Similar results can be obtained by measuring the change in length of the potato cylinder. This is then related to the cells either shrinking or expanding depending on water movements.
Students may need to be prompted to realise that any change in weight is due to the movement of water in or out of cells. Looking at the graph, challenge students to think about the overall direction of water movement in relation to the concentration of the sugar solution. Notes can be added to the graph. What would they suggest is happening when there is overall no change in weight (where the line crosses the x-axis)?
Using these observations, it is possible to challenge students to come up with a definition of osmosis. You may need to prompt them into including that osmosis requires the presence of a differentially permeable membrane.
Students tend to have a good understanding of the idea of a concentrated or a weak solution. Only once students have understood the process, consider introducing terms such as water potential, that may be required by your specification.

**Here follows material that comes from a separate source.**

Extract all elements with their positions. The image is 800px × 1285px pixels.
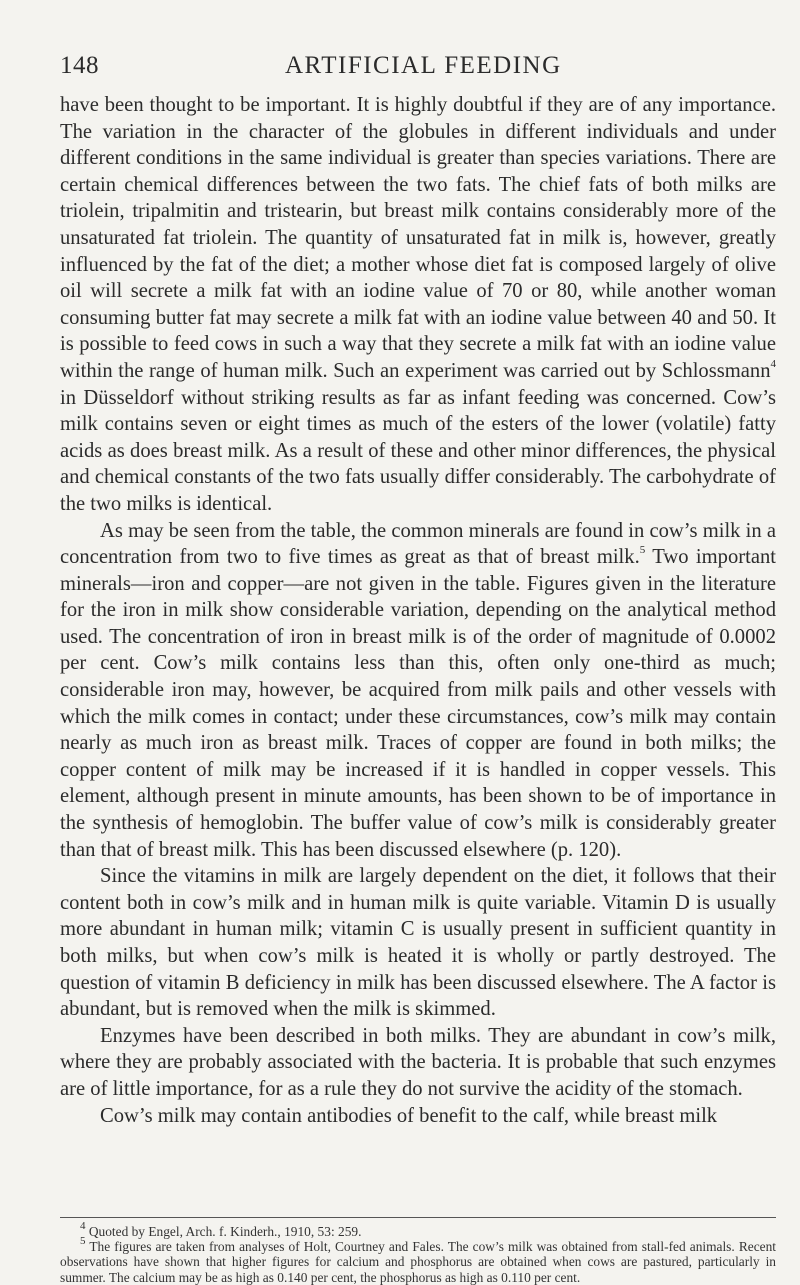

Gaseous exchange in the lungs
This video looks at gas exchange and it can be used to illustrate an instance where diffusion takes place in the body. Students do not need to have prior knowledge of the lungs and breathing but if they do, it will also serve as a reminder of this topic.
Near the start of the video, the presenters talk about the concentration of carbon dioxide and oxygen in air inhaled and exhaled. Draw students’ attention to the difference. This will be needed when thinking about how diffusion happens at the alveoli.
It is worth stressing that there is some carbon dioxide in inhaled air and also oxygen in exhaled air. This is to avoid giving the impression that we breath in oxygen and breath out carbon dioxide.
You may also remind students that nitrogen makes up around 78% of air.
The animation of the alveolus is slightly confusing as the deoxygenated blood is represented as red and the oxygenated blood as blue. Pause the video and point this out.
Remind students about the concentrations of gases in the inhaled and exhaled air that they noted earlier in the video.
If students consider the carbon dioxide first. Where is it at its highest concentration (in the deoxygenated blood) and where is it at its lowest (the air space in the alveolus). Which direction should the carbon dioxide diffuse?
Repeat this line of questioning with the oxygen before continuing the video to see what happens.
The video goes on to look at surface area. Stress this is an important feature of areas where exchange happens. Ask students for any other examples where they have come across a large surface area being important.
Diffusion, osmosis and active transport
This is an animation showing active transport, diffusion and osmosis. It can be found by scrolling to the bottom of the page.
Active transport can be looked at first by reminding students that diffusion sees molecules move down a concentrations gradient. Suggest that there are times when cells need to move molecules up a concentration gradient.
What is moving up a gradient likely to need? The process is called active transport as it requires energy.
The animation can be used to point out how the transport protein carries the molecule into the cell where there is already a high concentration present. Stress that this carrier protein needs energy to do this. Without energy, the process will stop. Students can be reminded about the process of cellular respiration and that this is the process that provides the energy for active transport.
The processes of diffusion, active transport and osmosis can be summarised by having students produce a revision table that contains the similarities and differences of each process. This page is also useful in reminding students of the key features when they construct their table.